The landlady said she received her 30-day eviction notice on July 7 and would likely find the move difficult and tiring, in part because she received orders for upcoming weddings and other special events. She and Mechling, however, both said they intended to stay in downtown Youngstown primarily because of their established and loyal customers.
Vershanda Black, who runs Top Notch Meals, a make-to-order business, said she had been at 20 Federal Place for more than a year and learned of its eviction from another tenant.
“I was shocked, devastated, confused,” Black added.
She started the business from her home, which allowed the entrepreneur to build a clientele before moving downtown. Black’s next step is to store her gear and focus on launching a mobile food trailer, she continued.
No one from the municipal administration attended the meeting.

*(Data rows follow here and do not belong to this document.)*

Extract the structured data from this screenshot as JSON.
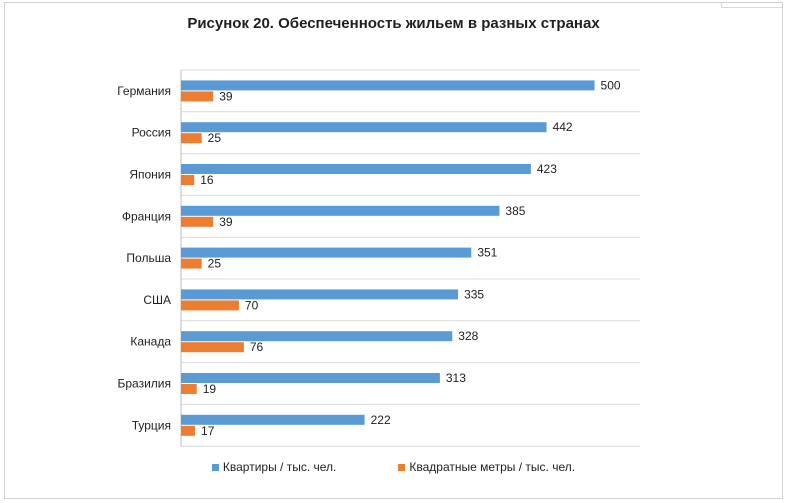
{
  "chart_data": {
    "type": "bar",
    "orientation": "horizontal",
    "title": "Рисунок 20. Обеспеченность жильем в разных странах",
    "categories": [
      "Германия",
      "Россия",
      "Япония",
      "Франция",
      "Польша",
      "США",
      "Канада",
      "Бразилия",
      "Турция"
    ],
    "series": [
      {
        "name": "Квартиры / тыс. чел.",
        "color": "#5b9bd5",
        "values": [
          500,
          442,
          423,
          385,
          351,
          335,
          328,
          313,
          222
        ]
      },
      {
        "name": "Квадратные метры / тыс. чел.",
        "color": "#ed7d31",
        "values": [
          39,
          25,
          16,
          39,
          25,
          70,
          76,
          19,
          17
        ]
      }
    ],
    "xlim": [
      0,
      500
    ],
    "grid": true,
    "legend_position": "bottom",
    "data_labels": true
  }
}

Councilman Julius Oliver, D-1st Ward, said he supports the arrival of additional businesses downtown and that emptying the building was essential for the works. Nonetheless, Oliver was upset by what he said was the short notice the city gave to those affected by the project. Oliver was also upset because discussions about the project began in November, which gave the city plenty of time to educate and prepare tenants for the changes, he said.
Losing tenants in this way will likely negatively impact the city by providing the public with fewer food options. It could also cause other businesses that were considering moving downtown to question that option, he said.
Oliver added that he was unhappy with what he sees as poor communication between city officials and tenants. The city needs to have “much better small business acumen when it comes to small business,” he said.
He encouraged the population to reach out to tenants by calling the town hall, for example. The councilman added that he does not know who will own 20 Federal Place once the project is complete.
Derrick McDowell, a small business owner who runs The Flea, has offered to provide temporary, free storage for tenants’ equipment in the building he owns at 365 E. Boardman St., for which he has approximately 18,000 square feet of unused space.
It is vital that despite the difficult situation faced by tenants who will soon be displaced, their contributions to building the fabric of the city are not lost or forgotten, he said. He also urged business owners at Monday’s meeting to make their voices and stories heard, including during Steadfast sessions this week.
“I’m here to say I’m here to help,” McDowell added.